The ambiguity referred to previously is an irrationality; it is a sort of madness that is inflicted upon the receiver of the message. Only one who possesses a rational method of interpretation (i.e., a hermeneutic) could determine the truth or falsity of the message.

Gadamer says writings in hermeneutics are frequently viewed as dense and impenetrable, particularly to North American audiences and those unfamiliar with the Continental Philosophical tradition. Further, it is suggested that hermeneutics can fruitfully be partnered with a critical approach. In this regard, a critical attitude and a metaxological approach (metaxology= ( logos of the metaxu : reasoning) means that human beings have their being, and become selves, in "the between," between being and nothing, determinacy and indeterminacy, immanence and transcendence, unity and plurality, self and other-to-self)are explored and a conceptualization of critical hermeneutics is proposed.

Friedrich Ast, a student of Friedrich Schelling, had the aim to provide a methodology through which the whole of world-historical spirit could be retrieved.
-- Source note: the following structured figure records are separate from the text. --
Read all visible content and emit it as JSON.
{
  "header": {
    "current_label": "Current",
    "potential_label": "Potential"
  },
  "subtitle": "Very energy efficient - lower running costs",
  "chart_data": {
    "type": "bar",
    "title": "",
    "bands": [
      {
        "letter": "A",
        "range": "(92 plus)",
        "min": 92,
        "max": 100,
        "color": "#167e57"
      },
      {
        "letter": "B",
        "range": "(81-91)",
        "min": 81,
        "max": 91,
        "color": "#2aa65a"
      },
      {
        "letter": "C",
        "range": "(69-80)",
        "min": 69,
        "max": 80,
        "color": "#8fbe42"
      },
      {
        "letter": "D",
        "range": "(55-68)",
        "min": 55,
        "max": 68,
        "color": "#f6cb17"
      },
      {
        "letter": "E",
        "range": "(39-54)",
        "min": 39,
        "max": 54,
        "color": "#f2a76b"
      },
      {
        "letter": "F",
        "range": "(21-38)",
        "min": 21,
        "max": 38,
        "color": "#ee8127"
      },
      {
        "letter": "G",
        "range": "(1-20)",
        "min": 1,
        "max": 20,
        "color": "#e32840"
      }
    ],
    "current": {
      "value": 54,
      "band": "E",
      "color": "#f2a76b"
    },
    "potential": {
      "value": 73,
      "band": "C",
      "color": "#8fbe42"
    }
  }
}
Individual utterances are neither to be understood with reference to their author, nor with reference to their place within the semiotic system, but according to their location within world-history. This, Ast thought, was possible through the combination of a synthetic and an analytic approach, the former focusing on the whole, the latter on the particular parts of which this whole consists. Ast thereby extends the scope of the hermeneutic circle. Originally conceived in terms of the relationship between the parts and the whole of the text, the hermeneutic circle now includes the text's relationship to historical tradition and culture at large.

Publishing his Teoria generale della interpretazione (1955), Emilio “Betti approaches hermeneutics from a non-ontological point of view, explicitly connecting himself to the legacy of Schleiermacher and Dilthey. Hermeneutics, for Betti, should confine itself to the epistemological problems of interpretation, and not try to engage with the deepest conditions of human existence. Speech and texts, Betti argues, are objectified representations of human intentions. To interpret their meaning is to breathe life into these symbolically mediated intentions. This is possible because although the interpreter's individuality and the individuality expressed in the text are constitutively different, the interpreter may overcome her own point of view in order to get a grasp on the meaning of the text. At issue is an attempt to re-create the original process of creation: not in order to reach the psychological state or content of the author, but to get at the true and only meaning of the text”. (Stanford Encyclopedia of Philosophy).